君と、世界が変わる瞬間に。









信じてくれると思っていた。……だから言った。…でも瑠璃は信じてはくれなかった。


「ーっ…」


涙が出そうなのをグッと堪える。唇を噛んで、上を向いて。絶対涙なんか流してやるもんかって。

…そして私は、走り出した。…どこにって言うわけじゃない。……だけど、晴人さんの約束していたから。それだけは、まだ残っていたから。


ーガチャー


「あ、空ちゃん」


「晴人さん…。…すみません。コーヒー頂きに…」


「……空ちゃん、どうかした?」


「え?」


「つらそうな顔してる」


なんでここに来たかわかった。……昨日晴人さんが私の存在を認めてくれていたから。


「……私っ…」


「…とりあえず、座ろっか。コーヒーいれるから」


私は端っこのテーブルに座る。


「ちょっと待っててね」


コーヒーをいれる音だけが響く。……それはまるで、夕凪君といる時のカメラの音と同じような感覚で、すごく安らいだ。


ーコトッー


「はい、めしあがれ」


「いただきます…」


ゴクッと、1口飲んだ。


「……おいしい」


「ははっ、良かった。…俺少しこの店開けるけど……なにかあれば連絡して」


「はい」


きっと、心配してくれていた。……でも何も聞かずにひとりにしてくれて、しかも、コーヒーまで入れてくれた。そんな晴人さんに心の中で感謝した。


「……」


加藤諒太との再開は、あいつに決められていた。あいつは私が瑠璃の友達だから瑠璃に優しく振舞っている。

瑠璃も信じてくれなかった。きっと、今度あった時は話さえ聞いてくれない。


「ーっ…」


なんで?……どうしてまたあの男に振り回されないと行けないの?!……小学校の時も中学校の時も!……あいつのせいで私は毎日を呪った!!

友達も出来ないで、1人で耐えてた!

やっとできた高校での友達さえも…あいつの手で奪っていくの?…私はあいつから、逃れられないの?!


「う、うわぁぁぁぁぁん!!!……」


とめどなく涙がでた。

あいつの喜ぶ顔。……私の全部を奪って笑ってるあいつが嫌い。……なんでもかんでも壊していかあいつが憎い。

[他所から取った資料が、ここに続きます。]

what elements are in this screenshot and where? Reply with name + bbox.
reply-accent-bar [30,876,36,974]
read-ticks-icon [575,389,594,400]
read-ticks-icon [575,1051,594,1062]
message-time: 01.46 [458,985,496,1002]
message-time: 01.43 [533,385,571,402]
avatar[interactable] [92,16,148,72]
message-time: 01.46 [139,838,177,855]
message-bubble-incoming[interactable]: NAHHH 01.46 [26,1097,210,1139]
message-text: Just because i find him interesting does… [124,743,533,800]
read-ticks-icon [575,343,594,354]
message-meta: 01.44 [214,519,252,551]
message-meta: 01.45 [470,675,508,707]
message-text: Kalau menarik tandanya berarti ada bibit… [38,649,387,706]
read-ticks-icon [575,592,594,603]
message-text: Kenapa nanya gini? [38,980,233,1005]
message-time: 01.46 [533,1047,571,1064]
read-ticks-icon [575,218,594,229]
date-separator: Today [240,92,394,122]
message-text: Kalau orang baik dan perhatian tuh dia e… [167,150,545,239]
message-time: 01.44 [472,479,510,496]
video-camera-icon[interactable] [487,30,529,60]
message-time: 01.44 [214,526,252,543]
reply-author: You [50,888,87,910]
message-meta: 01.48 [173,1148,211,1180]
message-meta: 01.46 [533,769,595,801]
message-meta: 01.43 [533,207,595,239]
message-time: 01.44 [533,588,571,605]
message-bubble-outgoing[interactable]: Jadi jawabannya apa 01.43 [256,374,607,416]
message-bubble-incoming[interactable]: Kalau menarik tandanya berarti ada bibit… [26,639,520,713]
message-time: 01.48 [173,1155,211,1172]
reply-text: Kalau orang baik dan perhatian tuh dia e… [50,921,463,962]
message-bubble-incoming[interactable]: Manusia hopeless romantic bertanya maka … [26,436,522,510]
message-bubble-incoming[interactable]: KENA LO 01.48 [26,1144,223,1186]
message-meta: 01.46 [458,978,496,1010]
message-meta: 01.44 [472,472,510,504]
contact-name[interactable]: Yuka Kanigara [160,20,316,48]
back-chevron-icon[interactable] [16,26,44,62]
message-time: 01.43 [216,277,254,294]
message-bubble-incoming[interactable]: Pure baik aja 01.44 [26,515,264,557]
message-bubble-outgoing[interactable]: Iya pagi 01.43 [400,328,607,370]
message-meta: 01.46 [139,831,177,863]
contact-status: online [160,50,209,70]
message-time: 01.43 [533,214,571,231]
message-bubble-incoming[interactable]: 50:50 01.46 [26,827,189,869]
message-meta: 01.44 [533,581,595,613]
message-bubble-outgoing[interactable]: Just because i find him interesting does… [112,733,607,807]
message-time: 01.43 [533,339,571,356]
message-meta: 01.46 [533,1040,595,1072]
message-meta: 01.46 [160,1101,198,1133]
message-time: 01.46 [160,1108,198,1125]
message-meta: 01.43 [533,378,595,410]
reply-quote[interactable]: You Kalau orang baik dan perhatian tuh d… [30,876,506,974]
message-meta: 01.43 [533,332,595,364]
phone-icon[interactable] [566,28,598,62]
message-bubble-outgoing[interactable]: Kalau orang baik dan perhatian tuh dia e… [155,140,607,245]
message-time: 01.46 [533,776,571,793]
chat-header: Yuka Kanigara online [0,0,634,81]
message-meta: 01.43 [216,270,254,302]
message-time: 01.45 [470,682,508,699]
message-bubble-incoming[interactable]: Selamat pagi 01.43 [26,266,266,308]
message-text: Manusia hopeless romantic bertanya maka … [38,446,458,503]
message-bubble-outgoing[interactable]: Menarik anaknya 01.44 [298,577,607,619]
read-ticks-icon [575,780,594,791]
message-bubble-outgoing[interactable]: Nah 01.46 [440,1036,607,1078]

「どうしてっ!!……私がいつもいつも!!……グスッ…なにもしてもどんなに頑張っても!!……あいつは私を殺していくっ……」


嫌だよ。誰か……


ーガチャー


ービクッー


「……雨野……さ……」


なんでここに?


「夕凪君……」


なんで。どうしていつもこんなときにきてくれるの?


「……っ夕凪……君っ。……」


夕凪君は私をぎゅっと抱きしめた。


「うぅ……」


「…雨野さん。なにがあったかわからないけど、俺は絶対雨野さんの味方だ。どんなに世界中の人達が敵になっても。俺は絶対、雨野さんの味方だから!」


そうだ……夕凪君は、私の味方って……言ってくれてたんだ。


「雨野さんが望むなら、世界中の誰とも話をしない。雨野さんが望むなら、みんなに嫌われてもいい。だから……俺は信じて…」


いつもの関西弁じゃなく、弱々しい彼の声はまるで誰かにすがりつく私みたいだった。


「……うん。……ありがとう」


私は、夕凪君が味方になってくれているのなら、加藤諒太も怖くないよ。